The coolness with which Sir Henry Bulwer states this desecration can only be compared with the absurdity in the line of argument with which Talleyrand advocated the measure. If some Bishop Colenso in the House of Lords should propose the seizure and confiscation of the wealth of the Anglican Establishment, the question would appear in a different aspect to the British diplomatist. He would view it with horror. In either case, however, the measure would be infamous. Governments are instituted to protect property, not to squander it; and the only difference between that which is held by an individual for himself and that which is held in trust for the benefit of others, is in the circumstance that whatever is in trust is, in the public estimation, more sacred, because it is preserved for the welfare of the poor, the weak, the ignorant or infirm of mind, who cannot provide for themselves; just as the state extends a more paternal care over the property of infants, idiots, or orphans, than over the interests of men and women of full growth and sound mind. If a call must be made in a sudden exigency for funds, what government, not demented, would spare the mercantile houses of the rich, to sequestrate and spoliate the hospitals for the helpless?

Talleyrand considered the church property as public property; but this view, plausible at first sight, is found on reflection to be fallacious.

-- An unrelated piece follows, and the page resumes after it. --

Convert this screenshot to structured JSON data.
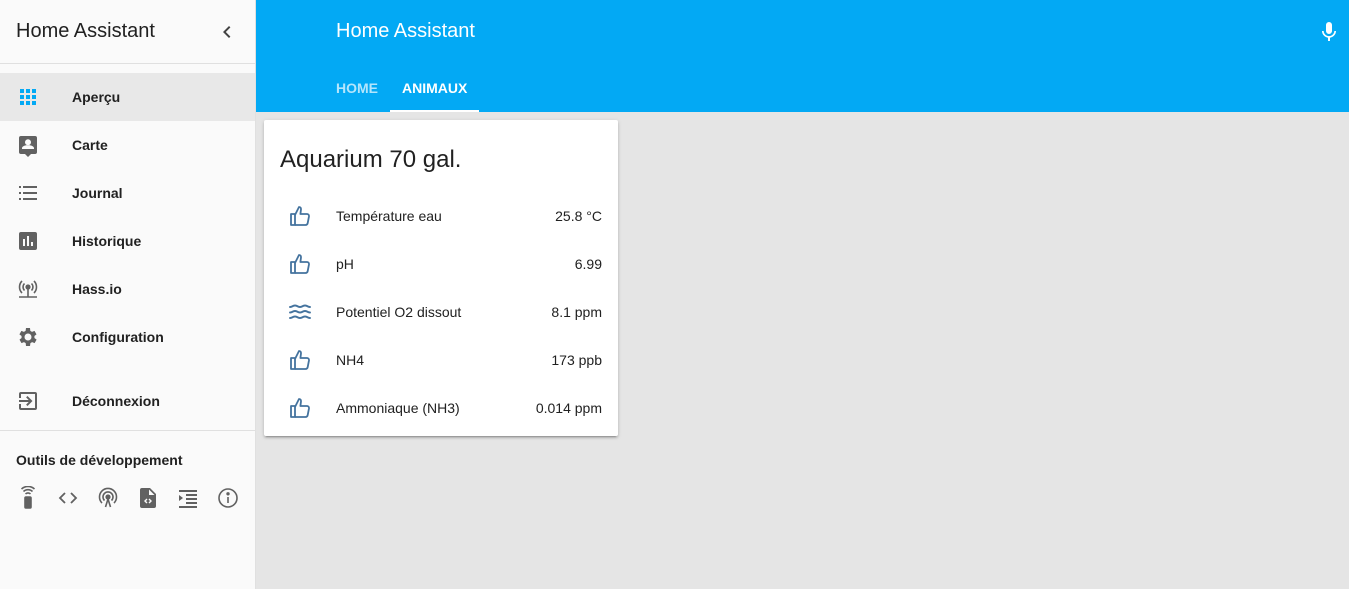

It was not derived from the nation, nor from the public, but from individuals, and from its own accumulations; it was not designed for the benefit of the public, but for a specific class of the people—the needy—to which class the mass of the community did not belong, and, furthermore, hoped they never would. So much for the bishop's premises and argument. But a stronger objection remains: it is the broad principle of the invasion of private rights, of common justice; and when that principle is once rendered unstable by common consent, the stability of all public opinion, of all civil institutions, of all organized government, is shaken; the state is liable to be overturned. When the National Assembly deemed it proper for the public good to confiscate the church property, the Legislative Assembly followed the example set to deprive persons of their liberty, and the National Convention next voted away lives by the hecatomb daily; under the same plea, the king himself was decapitated. When the public morality was once vitiated, who could foretell where the national criminality would terminate, who or how many would not be its victims?